The solution eliminates the mealybugs and aphids. You use a cotton swab dipped in rubbing alcohol to take care of the scale bugs.
Do – Extract Dead Leaves
Bromeliads are low-maintenance plants that do not need pruning to grow. Simply take out the dying leaves from the plant. As for the dead flower, carefully trim the spike while allowing the plant to grow new pups for replanting.
You can remove the baby pups around the base of the plant and replant them in a pot or leave it to grow while you eliminate the dead matured plant.
As we discussed, it does not take rocket science to grow a Bromeliad. It is handy to read the care instructions that come with the plant.

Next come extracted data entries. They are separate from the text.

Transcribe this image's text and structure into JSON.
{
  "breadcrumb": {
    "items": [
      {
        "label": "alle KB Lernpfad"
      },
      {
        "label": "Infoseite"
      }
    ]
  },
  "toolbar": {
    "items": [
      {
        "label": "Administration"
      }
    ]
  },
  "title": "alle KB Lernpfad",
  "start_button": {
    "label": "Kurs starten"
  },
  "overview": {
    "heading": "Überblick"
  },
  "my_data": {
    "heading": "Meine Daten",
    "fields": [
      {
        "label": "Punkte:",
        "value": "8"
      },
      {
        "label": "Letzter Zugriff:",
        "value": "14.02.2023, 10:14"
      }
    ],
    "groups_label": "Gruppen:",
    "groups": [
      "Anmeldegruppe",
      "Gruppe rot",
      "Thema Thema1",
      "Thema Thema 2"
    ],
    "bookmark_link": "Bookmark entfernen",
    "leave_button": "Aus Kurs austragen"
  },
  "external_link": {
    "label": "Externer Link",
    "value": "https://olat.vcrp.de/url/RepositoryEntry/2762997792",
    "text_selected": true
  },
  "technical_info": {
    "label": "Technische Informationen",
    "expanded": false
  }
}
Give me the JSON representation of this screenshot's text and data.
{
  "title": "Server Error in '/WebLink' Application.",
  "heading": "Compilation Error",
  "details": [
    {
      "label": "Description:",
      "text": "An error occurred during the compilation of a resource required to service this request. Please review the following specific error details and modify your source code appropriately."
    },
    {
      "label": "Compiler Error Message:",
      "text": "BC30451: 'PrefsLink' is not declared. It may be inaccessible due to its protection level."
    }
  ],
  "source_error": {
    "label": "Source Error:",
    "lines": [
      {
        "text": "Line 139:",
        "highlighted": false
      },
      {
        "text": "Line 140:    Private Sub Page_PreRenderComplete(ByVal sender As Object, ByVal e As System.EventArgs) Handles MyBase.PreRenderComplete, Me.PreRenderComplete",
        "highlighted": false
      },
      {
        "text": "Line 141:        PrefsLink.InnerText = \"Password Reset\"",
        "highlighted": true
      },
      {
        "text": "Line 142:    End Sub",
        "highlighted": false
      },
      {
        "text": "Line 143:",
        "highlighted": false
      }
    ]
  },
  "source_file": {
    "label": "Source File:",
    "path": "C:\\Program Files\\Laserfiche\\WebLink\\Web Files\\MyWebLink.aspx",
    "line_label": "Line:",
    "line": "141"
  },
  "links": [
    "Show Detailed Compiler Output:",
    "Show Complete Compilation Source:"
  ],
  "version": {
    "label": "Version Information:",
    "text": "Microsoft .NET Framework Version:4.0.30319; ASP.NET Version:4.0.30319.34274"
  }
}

Every type of bromeliad has its watering instructions and light required to achieve optimal growth. Remember that Bromeliads are air-loving plants that need to dry out before giving them another dose of water.
As a newbie, you will learn as you go about what is needed to grow healthy Bromeliads. As it is a low-maintenance plant, this wouldn’t be too difficult. You will come to appreciate that this ornamental and exotic plant not only has a high aesthetic value but has a low requirement to thrive. This makes growing Bromeliads a pleasant experience for you and your whole household.